While the entire field endured their share of struggles contending with slick greens and blustery winds at the Harbour Town course on Hilton Head Island, Donald kept errors to a minimum as he edged ahead of a tightly bunched leaderboard.
The Englishman, three times a runner-up at this event, mixed four birdies with two bogeys to post a seven-under total of 206, ending the round a stroke in front of Americans Charley Hoffman (71) and long-hitting Jason Kokrak (68).
Australian world number one Jason Day, joint leader overnight with Hoffman and fellow American Kevin Chappell, tumbled down the leaderboard with an eight-over 79 as he appeared to succumb to fatigue in his eighth event of the year.
Donald, who has not tasted victory since the 2013 Dunlop Phoenix in Japan, was delighted to keep a relatively clean scorecard at gusty Harbour Town as the greens firmed up in the afternoon sunshine.
“It’s probably one of the toughest days I have had out here, condition-wise,” Donald told Golf Channel after saving par on the tough finishing hole with an exquisite chip from 25 yards to inside three feet.
“Coming down the last few holes, the greens were getting firmer and faster and there were a couple of really tough pin positions. It was tough to be aggressive and make a lot of birdies.
“A poor iron (approach) into 18 but, other than that, I felt like I hit a lot of good shots and I was very happy with that score,” said world number 95 Donald, who has not triumphed on the PGA Tour since the 2012 Transitions Championship.
Seven players held at least a share of the lead during a wildly fluctuating third round — Donald, Hoffman, Kokrak, Day, Chappell, Bryson DeChambeau and Russell Knox.
Hoffman, seeking a fourth PGA Tour victory, briefly stormed two ahead with a birdie-birdie start before he ended a topsy-turvy round with a bogey-bogey finish.
“I have been getting in my own way so hopefully I can just reach down deep. I know I’ve done it (win) before, so just try and do it again,” Hoffman said of his thoughts heading into Sunday’s final round.

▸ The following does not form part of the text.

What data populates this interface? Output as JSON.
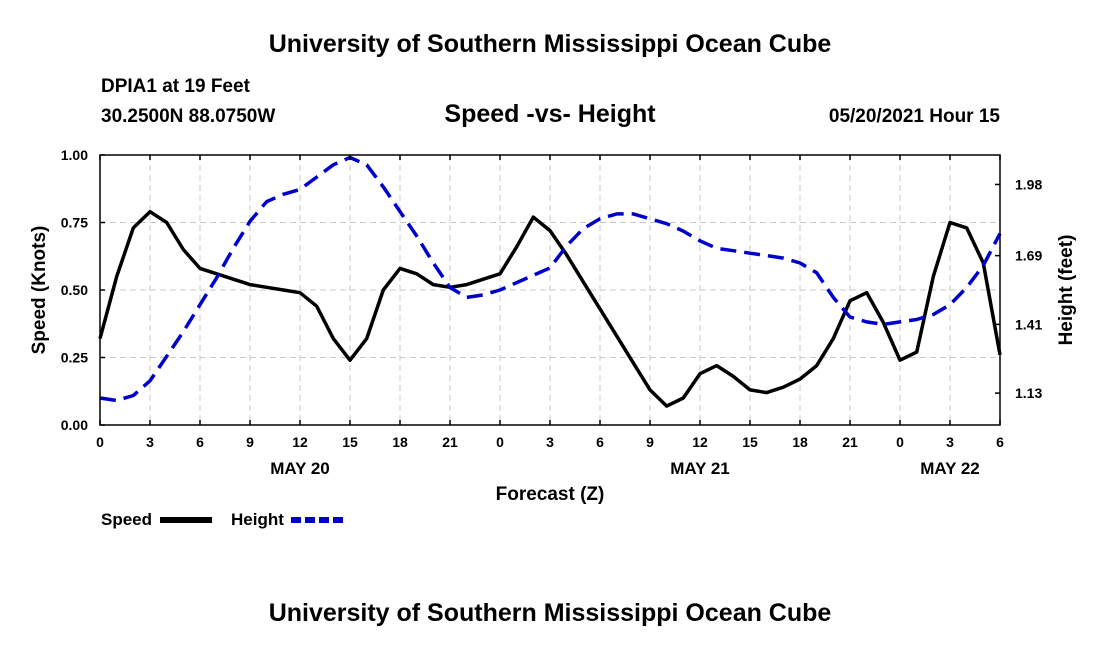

Day, bidding for a seventh tournament win in just 14 starts, never got his round back on track after running up a double-bogey at the par-four third where his tee shot found water.
“I knew something was up when my ball hit a tree and bounced 80 yards right into the hazard,” said Day. “From there, I just got a couple of bad breaks.
“It’s really tough to fight back after that ... just got to try and improve tomorrow and see how it goes.”